Airline policies: Emirates and Etihad offer free rebooking for dates up to 20 March or full refunds. Qatar Airways offers date changes for bookings through 10 March.
Muscat: A more stable transit point
Oman (MCT): Currently, it remains one of the more stable transit points in the region, with Oman Air continuing to operate schedules where airspace permits.
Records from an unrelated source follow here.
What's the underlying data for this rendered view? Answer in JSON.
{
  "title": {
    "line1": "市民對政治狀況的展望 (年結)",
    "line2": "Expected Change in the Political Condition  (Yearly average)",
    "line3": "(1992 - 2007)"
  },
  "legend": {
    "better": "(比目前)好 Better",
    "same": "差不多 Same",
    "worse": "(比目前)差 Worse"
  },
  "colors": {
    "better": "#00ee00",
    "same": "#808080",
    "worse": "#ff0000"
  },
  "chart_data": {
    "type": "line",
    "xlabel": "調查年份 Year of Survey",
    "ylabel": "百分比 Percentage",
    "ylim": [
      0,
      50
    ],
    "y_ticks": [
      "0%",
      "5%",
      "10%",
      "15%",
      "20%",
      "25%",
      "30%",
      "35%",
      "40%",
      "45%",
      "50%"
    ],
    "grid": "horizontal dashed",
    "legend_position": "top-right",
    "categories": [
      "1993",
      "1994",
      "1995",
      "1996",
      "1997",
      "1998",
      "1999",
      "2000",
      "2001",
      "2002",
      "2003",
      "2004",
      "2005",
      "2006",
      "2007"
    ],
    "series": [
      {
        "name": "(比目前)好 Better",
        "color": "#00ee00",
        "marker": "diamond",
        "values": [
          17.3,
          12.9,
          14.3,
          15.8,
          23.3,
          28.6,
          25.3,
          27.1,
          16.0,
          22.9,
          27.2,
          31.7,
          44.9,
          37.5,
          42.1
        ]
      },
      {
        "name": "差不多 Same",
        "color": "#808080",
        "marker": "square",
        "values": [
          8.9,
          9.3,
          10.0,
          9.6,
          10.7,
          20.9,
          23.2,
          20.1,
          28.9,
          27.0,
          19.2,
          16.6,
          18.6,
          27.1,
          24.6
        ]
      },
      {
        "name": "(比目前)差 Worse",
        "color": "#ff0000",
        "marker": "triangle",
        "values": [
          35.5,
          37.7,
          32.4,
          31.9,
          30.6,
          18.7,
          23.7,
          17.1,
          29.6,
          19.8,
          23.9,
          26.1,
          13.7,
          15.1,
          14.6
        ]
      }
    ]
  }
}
While airports in Dubai, Abu Dhabi, and Doha face severe suspensions, Muscat has become a critical “southern bypass” for international traffic. However, its “open” status comes with major regional caveats.
Key advice for travellers
Check in early: Because Muscat is handling diverted traffic and bypass routes, the airport is busier than usual. Arrive at least four hours before international departures.
Airspace risks: While Omani airspace is open, some international regulators (like France’s DGAC) have advised their airlines to avoid the area due to “spillover risks” from regional tensions.
Transit warning: If you are transiting through Muscat to destinations like London or Bangkok, your flight is likely on time. If you are transiting to a neighbouring Gulf city (such as Dubai), your second leg is likely to be cancelled.
Flight operations status
International routes: Most long-haul flights to Europe, Asia, and Africa are operating as scheduled, though many are experiencing delays due to longer flight paths to avoid closed airspace.
Oman Air and SalamAir: Both national carriers are maintaining the majority of their networks.
Regional closures: Even though the airport is open, flights to several specific destinations are cancelled because the destination airspace is closed.
Cancellations to and from Muscat (4–6 March 2026)
Oman Air has officially cancelled all flights to the following cities through at least 6 March:
- UAE: Dubai (DXB)
- Qatar: Doha (DOH)
- Kuwait: Kuwait City (KWI)
- Saudi Arabia: Dammam (DMM)
- Other: Bahrain (BAH), Amman (AMM), Baghdad (BGW), and Copenhagen (CPH).
Warning: Security advisories from the EU Aviation Safety Agency (EASA) currently designate the region as “high risk.” Flight status is changing hourly.